It’s not identical, but a MWE with 3 options:
using BenchmarkTools, LinearAlgebra, Random
function myfun!(y, mat1, mat2, iCase)
Tk, S = size(mat1);
Tp, N = size(mat2);
if iCase == 1
yPart = zeros(Tk, Tp);
end
@inbounds @views for n=1:N
for s in 1:S
if iCase == 1
mul!(yPart, mat1[:,s], mat2[:,n]');
y[:,:,s,n] .= yPart;
elseif iCase == 2
y[:,:,s,n] .= mat1[:,s]*mat2[:,n]';
elseif iCase == 3
for i1 = 1 : Tk
for i2 = 1 : Tp
y[i1,i2,s,n] = mat1[i1,s]*mat2[i2,n];
end
end
end
end
end
return nothing
end
function bmark(iCase)
rng = MersenneTwister(123)
Tk=10
Tp=16
S=104
N=336
mat1 = rand(rng, Tk,S)
mat2 = rand(rng, Tp,N)
y = zeros(Tk,Tp,S,N)
b = @benchmarkable myfun!($y, $mat1, $mat2, $iCase);
run(b)
end
Unrolling the matrix multiplication avoids allocations and wins in terms of speed.

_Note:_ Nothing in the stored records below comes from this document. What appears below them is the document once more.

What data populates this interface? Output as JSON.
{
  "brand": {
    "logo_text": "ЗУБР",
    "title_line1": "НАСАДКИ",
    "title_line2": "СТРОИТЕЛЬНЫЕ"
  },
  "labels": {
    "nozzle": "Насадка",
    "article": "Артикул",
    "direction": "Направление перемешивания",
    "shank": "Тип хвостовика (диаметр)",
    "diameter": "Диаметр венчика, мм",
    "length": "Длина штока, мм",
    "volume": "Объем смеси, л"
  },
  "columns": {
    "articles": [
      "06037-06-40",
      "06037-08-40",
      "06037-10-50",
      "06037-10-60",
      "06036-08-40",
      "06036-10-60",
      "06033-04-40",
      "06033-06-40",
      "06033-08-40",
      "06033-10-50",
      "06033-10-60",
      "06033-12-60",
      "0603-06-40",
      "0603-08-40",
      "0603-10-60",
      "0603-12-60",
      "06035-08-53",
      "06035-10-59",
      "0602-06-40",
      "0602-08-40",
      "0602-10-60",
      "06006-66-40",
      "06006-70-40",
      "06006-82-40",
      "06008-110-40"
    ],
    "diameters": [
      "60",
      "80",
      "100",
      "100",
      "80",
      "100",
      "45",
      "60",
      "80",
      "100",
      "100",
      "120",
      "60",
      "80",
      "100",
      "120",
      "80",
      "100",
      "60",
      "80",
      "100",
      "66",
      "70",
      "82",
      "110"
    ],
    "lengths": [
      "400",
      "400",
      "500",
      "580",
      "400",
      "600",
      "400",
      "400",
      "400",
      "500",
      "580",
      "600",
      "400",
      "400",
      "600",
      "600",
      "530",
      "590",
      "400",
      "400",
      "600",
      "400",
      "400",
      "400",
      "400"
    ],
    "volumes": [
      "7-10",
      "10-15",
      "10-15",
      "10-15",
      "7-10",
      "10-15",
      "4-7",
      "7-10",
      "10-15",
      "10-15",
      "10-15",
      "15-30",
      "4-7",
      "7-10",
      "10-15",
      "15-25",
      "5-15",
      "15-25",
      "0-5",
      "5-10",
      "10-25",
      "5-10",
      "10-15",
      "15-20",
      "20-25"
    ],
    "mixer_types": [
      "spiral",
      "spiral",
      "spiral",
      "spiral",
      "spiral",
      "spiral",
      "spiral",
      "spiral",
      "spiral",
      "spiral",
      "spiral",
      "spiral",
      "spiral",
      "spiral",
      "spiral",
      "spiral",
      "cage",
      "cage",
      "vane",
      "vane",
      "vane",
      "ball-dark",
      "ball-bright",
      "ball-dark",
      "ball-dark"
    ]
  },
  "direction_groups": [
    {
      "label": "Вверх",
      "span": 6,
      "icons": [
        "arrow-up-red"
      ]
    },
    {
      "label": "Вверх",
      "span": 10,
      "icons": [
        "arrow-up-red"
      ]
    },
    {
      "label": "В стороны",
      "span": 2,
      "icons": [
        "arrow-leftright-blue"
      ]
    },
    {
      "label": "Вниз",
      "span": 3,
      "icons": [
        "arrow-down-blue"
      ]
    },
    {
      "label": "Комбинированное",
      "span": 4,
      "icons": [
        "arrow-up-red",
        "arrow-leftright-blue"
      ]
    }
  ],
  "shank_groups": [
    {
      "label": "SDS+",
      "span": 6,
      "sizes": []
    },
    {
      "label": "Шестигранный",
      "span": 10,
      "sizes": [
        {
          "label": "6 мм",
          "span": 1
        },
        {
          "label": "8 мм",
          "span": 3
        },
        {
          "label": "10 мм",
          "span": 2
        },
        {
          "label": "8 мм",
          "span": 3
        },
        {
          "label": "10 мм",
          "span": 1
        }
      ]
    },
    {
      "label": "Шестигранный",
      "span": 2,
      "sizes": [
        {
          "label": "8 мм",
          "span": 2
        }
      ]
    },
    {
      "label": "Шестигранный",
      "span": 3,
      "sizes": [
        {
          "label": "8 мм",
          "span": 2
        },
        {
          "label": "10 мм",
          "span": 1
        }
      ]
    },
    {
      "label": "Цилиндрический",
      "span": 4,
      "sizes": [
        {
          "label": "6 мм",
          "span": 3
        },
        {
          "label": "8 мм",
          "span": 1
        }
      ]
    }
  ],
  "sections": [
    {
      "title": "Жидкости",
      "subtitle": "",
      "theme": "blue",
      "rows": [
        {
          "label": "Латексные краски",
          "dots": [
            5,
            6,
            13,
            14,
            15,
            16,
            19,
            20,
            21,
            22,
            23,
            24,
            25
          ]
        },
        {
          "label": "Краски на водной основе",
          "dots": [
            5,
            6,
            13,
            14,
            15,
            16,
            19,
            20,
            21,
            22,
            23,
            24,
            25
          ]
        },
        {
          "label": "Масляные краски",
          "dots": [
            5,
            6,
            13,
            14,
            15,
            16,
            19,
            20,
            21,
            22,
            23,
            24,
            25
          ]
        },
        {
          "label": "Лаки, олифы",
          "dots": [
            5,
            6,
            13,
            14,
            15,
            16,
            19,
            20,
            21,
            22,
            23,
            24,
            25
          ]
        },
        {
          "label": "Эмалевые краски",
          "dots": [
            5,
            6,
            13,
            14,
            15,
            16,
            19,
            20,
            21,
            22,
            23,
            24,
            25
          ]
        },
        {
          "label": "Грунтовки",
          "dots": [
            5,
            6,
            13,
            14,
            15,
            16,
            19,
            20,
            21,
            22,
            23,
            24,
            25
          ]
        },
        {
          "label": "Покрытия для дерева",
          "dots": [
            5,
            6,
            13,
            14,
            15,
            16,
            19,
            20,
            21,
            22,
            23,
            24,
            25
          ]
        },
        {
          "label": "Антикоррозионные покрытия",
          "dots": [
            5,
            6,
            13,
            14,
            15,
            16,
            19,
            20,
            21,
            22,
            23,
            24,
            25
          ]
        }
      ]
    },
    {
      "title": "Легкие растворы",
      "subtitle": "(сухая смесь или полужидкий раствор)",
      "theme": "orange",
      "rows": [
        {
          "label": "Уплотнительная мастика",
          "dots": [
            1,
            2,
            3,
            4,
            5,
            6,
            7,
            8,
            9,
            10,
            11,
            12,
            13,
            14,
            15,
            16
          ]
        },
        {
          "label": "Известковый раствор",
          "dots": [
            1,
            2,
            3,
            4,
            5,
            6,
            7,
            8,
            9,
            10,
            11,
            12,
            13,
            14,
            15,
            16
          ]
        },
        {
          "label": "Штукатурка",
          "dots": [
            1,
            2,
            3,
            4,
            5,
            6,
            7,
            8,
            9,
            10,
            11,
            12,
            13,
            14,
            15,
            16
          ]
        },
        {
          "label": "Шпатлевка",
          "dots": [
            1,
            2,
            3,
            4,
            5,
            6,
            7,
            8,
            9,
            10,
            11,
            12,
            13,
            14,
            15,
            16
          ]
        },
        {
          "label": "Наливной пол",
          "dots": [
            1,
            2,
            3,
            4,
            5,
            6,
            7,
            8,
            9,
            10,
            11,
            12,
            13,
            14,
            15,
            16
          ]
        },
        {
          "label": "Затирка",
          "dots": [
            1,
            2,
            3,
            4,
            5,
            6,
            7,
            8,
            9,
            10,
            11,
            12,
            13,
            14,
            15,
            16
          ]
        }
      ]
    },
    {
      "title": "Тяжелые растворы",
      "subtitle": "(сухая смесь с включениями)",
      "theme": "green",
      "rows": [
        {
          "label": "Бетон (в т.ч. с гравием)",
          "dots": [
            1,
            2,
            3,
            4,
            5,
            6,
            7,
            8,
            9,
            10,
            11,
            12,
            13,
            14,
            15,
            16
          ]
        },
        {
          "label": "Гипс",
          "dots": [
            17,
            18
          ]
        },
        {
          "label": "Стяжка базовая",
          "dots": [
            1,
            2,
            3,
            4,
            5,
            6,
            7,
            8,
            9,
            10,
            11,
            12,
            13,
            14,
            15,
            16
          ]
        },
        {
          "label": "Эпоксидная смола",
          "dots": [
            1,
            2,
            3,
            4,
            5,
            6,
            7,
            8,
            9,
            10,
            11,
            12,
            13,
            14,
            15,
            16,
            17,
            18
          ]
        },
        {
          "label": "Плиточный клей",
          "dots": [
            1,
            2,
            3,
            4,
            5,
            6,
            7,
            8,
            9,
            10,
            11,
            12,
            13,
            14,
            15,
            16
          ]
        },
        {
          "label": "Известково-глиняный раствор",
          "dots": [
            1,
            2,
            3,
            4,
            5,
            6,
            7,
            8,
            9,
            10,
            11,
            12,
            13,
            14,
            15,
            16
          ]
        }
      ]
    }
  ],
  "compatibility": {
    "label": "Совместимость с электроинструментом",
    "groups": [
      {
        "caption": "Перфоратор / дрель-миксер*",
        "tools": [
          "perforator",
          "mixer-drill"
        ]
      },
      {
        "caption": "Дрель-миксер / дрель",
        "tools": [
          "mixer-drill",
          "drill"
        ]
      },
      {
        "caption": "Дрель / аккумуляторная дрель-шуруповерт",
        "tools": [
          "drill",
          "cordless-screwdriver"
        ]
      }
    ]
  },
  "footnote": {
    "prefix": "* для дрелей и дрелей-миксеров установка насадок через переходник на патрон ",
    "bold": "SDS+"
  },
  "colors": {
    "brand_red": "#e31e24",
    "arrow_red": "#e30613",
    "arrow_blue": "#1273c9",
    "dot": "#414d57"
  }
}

But mul!
helps some.
julia> bmark(1)
BenchmarkTools.Trial:
memory estimate: 1.33 KiB
allocs estimate: 1
--------------
minimum time: 8.877 ms (0.00% GC)
median time: 9.118 ms (0.00% GC)
mean time: 9.320 ms (0.00% GC)
maximum time: 13.458 ms (0.00% GC)
--------------
samples: 537
evals/sample: 1
julia> bmark(2)
BenchmarkTools.Trial:
memory estimate: 45.32 MiB
allocs estimate: 34945
--------------
minimum time: 11.003 ms (0.00% GC)
median time: 12.034 ms (0.00% GC)
mean time: 18.336 ms (32.68% GC)
maximum time: 76.342 ms (84.29% GC)
--------------
samples: 273
evals/sample: 1
julia> bmark(3)
BenchmarkTools.Trial:
memory estimate: 0 bytes
allocs estimate: 0
--------------
minimum time: 3.754 ms (0.00% GC)
median time: 4.003 ms (0.00% GC)
mean time: 4.180 ms (0.00% GC)
maximum time: 11.018 ms (0.00% GC)
--------------
samples: 1196
evals/sample: 1
I’m sure there must be a function that implements A B'
without allocating, but I don’t know what it is.